Looking around for her grandfather, the girl found him dusting off a hatstand, making the bright mechanical interior of the ship look a little more like some semblance of a home. A ray of hope at last, perhaps.
A notion of something like rest which at last gave her the courage to speak:
„...grandfather…? Can I say something?"
„Now why wouldn't you?" he responded, without really looking away from his handiwork. She wondered again if he could be made to listen.
„No reason really, it's just… I was thinking… remember what I said earlier, about staying in one place for some time?"
„Yes, what of it?" He sounded surprised, if not irritated, that she would bring it up again.
Still, the girl made herself keep talking, trying to appeal to the sort of reasoning that he would respect: „I think we ought to think about it some more.… After all, we are here because of your scientific studies, right?
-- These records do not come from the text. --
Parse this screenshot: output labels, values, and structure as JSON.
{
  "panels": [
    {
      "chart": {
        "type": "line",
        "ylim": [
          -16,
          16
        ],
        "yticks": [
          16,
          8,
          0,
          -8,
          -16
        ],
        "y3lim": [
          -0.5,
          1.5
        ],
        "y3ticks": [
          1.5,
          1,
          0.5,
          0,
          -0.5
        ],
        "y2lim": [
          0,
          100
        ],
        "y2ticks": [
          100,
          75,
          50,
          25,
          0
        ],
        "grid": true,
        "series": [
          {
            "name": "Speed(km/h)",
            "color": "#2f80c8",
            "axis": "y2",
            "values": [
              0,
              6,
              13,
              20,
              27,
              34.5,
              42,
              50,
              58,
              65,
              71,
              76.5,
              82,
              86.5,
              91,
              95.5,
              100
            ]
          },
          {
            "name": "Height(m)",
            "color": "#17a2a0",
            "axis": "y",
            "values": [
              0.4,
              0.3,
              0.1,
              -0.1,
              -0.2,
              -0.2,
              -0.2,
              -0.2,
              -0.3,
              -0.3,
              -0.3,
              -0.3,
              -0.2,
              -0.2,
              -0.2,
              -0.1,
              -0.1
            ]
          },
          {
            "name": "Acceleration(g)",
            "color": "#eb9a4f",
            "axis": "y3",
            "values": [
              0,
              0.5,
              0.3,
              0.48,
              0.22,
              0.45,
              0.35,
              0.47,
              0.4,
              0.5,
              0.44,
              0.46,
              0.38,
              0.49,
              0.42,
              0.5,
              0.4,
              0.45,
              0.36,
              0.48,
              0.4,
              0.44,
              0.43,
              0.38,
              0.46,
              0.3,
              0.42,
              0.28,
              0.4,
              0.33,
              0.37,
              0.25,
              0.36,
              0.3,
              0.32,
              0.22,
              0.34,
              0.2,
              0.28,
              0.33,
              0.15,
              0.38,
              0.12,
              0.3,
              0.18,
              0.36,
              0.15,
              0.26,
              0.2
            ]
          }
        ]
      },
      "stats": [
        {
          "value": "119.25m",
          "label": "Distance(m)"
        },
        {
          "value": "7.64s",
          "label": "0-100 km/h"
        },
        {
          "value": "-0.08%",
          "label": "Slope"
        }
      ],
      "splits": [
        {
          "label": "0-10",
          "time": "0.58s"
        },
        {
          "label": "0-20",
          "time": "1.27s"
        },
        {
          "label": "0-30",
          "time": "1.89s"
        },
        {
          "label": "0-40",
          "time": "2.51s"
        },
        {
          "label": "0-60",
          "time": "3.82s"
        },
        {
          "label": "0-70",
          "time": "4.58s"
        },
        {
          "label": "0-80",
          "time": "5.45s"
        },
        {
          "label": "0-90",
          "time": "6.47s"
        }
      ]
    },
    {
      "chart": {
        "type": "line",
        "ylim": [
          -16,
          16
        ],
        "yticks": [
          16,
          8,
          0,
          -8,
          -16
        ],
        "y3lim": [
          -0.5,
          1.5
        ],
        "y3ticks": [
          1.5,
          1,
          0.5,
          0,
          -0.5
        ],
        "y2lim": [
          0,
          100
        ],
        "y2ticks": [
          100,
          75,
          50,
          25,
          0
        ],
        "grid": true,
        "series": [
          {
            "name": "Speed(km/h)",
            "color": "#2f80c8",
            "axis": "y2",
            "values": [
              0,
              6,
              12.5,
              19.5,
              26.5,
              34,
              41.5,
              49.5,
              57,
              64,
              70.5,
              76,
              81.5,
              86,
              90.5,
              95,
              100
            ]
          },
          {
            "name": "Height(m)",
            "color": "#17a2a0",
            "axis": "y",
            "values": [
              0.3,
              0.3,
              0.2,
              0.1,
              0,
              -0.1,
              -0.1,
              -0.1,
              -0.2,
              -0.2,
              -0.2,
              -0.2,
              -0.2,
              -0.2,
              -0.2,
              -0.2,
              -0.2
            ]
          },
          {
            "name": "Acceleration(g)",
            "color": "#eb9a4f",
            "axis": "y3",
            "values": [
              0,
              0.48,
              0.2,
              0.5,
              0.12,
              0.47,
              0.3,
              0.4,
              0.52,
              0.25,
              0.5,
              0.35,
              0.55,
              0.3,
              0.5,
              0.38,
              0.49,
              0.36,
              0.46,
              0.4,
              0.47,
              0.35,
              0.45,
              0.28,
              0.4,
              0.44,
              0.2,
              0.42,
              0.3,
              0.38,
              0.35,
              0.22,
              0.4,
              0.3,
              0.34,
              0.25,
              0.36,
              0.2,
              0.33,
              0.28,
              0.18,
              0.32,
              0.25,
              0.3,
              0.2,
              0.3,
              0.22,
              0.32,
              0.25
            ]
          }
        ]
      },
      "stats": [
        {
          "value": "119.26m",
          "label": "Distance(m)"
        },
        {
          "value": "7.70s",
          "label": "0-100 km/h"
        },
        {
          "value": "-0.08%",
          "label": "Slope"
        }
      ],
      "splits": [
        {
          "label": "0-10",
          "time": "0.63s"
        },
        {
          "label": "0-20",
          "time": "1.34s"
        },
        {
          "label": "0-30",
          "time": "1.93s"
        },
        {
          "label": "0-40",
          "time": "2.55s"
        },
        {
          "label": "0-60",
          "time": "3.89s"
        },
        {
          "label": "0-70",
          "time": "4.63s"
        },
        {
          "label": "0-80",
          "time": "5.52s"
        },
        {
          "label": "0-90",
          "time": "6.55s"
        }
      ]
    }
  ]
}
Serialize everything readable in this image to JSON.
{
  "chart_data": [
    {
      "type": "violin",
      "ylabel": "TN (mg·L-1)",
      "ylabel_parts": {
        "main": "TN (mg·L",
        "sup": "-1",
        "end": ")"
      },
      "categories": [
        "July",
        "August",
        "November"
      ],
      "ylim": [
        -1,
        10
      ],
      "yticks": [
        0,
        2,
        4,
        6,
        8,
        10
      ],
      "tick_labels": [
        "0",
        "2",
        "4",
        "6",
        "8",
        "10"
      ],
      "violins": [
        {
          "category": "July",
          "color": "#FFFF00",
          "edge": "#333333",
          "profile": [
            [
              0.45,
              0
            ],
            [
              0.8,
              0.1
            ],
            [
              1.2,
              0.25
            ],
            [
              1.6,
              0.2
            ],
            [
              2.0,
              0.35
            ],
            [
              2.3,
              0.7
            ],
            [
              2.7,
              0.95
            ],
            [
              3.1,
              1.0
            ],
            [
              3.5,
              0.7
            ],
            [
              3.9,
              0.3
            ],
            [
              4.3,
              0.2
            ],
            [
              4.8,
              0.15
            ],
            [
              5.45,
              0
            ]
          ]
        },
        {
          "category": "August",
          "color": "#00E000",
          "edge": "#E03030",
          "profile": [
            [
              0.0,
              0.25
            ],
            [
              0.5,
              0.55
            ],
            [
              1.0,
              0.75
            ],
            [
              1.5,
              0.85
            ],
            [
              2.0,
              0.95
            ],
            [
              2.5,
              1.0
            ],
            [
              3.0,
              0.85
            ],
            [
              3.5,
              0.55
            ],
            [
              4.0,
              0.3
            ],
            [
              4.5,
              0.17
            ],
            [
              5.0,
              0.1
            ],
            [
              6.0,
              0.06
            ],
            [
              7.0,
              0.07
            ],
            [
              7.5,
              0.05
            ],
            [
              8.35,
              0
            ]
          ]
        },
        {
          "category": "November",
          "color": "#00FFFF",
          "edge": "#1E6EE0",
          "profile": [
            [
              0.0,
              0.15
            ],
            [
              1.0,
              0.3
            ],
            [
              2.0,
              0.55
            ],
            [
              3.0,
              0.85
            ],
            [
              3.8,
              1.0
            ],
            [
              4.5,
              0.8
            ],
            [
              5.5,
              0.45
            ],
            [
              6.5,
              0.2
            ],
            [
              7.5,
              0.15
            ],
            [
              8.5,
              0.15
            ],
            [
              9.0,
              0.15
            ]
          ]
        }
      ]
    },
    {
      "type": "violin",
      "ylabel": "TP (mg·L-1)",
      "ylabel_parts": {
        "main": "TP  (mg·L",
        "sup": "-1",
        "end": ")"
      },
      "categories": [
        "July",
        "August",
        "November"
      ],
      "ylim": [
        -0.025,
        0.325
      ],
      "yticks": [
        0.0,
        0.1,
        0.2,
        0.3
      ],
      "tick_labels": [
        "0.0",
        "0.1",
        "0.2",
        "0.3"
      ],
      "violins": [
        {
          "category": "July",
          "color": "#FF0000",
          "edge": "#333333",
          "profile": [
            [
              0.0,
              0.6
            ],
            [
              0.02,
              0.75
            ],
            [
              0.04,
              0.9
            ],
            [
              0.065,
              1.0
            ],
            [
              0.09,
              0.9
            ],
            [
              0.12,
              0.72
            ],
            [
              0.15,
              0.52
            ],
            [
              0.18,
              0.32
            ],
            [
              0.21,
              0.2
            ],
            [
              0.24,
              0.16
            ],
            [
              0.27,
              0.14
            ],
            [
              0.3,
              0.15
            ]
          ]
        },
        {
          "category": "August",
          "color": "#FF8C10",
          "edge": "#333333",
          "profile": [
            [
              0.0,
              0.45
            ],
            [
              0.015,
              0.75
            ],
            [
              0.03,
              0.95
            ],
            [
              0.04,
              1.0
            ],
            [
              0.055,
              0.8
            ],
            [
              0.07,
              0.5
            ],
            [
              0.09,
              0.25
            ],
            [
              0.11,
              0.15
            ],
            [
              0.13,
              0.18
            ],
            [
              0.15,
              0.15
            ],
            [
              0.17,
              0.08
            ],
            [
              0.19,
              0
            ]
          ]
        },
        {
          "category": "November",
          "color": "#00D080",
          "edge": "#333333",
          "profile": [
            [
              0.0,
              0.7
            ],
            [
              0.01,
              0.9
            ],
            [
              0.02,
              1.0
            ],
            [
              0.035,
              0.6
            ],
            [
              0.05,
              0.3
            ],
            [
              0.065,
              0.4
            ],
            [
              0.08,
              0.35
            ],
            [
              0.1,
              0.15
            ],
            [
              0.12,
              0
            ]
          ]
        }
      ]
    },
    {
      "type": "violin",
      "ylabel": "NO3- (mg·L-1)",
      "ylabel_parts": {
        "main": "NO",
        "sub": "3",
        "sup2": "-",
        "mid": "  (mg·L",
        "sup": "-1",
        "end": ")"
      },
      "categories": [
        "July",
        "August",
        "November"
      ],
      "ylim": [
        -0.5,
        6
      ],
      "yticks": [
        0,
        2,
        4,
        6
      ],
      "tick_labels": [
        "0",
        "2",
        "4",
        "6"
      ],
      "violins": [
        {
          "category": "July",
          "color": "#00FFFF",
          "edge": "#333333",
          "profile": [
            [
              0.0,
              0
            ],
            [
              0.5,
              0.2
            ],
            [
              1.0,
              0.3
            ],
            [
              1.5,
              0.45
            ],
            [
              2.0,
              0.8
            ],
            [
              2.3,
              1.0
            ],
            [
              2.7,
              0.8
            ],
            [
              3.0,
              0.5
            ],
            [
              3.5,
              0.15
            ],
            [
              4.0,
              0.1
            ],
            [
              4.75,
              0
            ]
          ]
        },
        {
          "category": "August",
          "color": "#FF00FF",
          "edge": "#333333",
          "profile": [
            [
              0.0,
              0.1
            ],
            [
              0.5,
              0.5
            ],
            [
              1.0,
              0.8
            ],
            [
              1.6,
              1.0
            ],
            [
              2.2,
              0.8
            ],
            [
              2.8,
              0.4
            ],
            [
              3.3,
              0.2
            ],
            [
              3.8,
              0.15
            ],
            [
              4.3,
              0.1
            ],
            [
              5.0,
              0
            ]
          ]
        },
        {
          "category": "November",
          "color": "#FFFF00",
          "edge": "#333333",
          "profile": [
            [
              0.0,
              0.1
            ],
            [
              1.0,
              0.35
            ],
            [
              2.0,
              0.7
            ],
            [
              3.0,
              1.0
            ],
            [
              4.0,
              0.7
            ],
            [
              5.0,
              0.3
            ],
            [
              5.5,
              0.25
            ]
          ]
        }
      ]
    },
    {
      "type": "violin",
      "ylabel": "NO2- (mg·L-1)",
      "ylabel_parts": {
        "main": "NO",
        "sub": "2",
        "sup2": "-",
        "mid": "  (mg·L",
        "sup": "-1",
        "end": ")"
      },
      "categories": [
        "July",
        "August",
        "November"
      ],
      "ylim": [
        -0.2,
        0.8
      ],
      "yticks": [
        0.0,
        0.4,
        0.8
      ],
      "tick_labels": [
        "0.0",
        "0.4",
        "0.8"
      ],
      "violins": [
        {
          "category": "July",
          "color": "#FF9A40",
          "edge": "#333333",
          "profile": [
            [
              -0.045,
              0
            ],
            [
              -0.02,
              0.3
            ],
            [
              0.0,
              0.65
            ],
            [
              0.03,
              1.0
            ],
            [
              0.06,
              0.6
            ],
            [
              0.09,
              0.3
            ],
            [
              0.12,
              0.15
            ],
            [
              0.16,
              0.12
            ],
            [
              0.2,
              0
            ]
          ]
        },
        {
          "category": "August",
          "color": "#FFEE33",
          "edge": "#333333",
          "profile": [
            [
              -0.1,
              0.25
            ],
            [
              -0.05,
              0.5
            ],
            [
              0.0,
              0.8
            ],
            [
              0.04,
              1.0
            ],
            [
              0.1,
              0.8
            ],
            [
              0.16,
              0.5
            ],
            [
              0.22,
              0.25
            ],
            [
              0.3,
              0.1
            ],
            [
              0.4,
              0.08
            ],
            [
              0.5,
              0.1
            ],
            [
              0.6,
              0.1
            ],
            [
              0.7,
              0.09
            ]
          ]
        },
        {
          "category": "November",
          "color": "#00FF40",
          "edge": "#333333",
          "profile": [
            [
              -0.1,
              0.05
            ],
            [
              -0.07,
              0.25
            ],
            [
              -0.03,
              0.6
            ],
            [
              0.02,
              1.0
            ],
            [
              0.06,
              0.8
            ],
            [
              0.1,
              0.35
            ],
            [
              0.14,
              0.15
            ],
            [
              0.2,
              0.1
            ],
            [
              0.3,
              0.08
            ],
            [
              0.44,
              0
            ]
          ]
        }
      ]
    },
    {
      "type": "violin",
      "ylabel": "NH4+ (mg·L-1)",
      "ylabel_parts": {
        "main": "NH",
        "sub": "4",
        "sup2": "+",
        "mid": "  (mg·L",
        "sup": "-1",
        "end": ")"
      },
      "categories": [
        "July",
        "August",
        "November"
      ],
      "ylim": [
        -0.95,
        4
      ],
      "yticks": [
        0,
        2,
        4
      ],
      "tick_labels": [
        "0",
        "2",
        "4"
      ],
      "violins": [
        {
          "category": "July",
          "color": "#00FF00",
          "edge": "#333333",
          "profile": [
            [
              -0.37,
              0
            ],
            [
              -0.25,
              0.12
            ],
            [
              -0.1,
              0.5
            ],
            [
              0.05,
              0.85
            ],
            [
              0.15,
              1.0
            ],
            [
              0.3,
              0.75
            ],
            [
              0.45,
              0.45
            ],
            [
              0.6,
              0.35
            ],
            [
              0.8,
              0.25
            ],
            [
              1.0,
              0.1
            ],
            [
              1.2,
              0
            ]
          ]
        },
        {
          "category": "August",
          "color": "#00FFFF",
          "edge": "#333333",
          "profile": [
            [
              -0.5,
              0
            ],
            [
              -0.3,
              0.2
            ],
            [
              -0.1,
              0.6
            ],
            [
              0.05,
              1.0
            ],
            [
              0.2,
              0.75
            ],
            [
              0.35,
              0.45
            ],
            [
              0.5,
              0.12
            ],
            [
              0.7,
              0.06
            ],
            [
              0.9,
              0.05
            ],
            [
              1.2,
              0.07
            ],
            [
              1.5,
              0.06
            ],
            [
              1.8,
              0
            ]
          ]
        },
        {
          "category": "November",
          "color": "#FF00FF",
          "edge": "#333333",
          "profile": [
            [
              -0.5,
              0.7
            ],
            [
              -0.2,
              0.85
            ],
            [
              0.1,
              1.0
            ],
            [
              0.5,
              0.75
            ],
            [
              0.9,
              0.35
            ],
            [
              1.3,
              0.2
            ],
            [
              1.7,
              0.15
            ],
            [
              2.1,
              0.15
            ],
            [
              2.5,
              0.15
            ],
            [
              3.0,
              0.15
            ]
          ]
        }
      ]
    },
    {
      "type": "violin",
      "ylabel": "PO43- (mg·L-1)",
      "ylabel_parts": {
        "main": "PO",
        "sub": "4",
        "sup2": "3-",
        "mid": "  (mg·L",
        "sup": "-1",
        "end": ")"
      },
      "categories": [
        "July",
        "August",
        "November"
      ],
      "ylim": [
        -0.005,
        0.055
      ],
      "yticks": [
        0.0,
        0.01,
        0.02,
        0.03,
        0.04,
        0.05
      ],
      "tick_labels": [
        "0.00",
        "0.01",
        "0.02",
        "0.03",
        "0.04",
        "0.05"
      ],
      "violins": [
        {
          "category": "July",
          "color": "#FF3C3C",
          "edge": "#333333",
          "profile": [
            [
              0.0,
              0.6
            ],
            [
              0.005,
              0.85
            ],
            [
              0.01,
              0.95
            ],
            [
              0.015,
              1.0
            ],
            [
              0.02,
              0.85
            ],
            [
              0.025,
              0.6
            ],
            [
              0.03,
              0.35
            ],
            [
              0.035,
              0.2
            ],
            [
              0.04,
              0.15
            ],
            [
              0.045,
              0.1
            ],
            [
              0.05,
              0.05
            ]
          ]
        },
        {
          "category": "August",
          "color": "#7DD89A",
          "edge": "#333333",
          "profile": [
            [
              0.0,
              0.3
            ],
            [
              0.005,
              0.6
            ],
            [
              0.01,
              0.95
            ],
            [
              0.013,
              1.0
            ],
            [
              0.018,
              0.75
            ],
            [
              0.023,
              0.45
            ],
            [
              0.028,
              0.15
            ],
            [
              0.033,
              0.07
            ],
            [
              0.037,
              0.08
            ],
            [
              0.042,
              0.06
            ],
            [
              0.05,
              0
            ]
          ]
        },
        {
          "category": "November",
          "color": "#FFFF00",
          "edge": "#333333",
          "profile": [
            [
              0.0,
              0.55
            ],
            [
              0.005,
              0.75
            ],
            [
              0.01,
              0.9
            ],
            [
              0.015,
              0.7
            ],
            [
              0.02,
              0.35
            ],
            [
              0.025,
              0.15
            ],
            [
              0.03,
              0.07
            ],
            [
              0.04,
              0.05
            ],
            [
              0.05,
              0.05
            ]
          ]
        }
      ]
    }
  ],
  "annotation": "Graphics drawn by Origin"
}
Because we want to fin out for ourselves what it's really like to live in other times and places. But how can we really do that if we always leave right away? I think there's some things you can only learn if you stay in a place for longer, if you really take your time to get to know it and its people, so…"
Seeing her grandfather's expression fail to shift much, the girl grew uncertain,.
„We don't have to stay there all the time!" she assured, half pleading already, „We just have to get the TARDIS back before anyone can notice we're gone..."
„I do not think this is a good idea."
„Grandfather, please!"
„Very well." he relented, at last. He never could bear for long to hear her sounding desperate. „But we have to be careful. If anyone spots the ship, we shall have to take off at once."
„Oh thank you, grandfather, thank you so, so much!"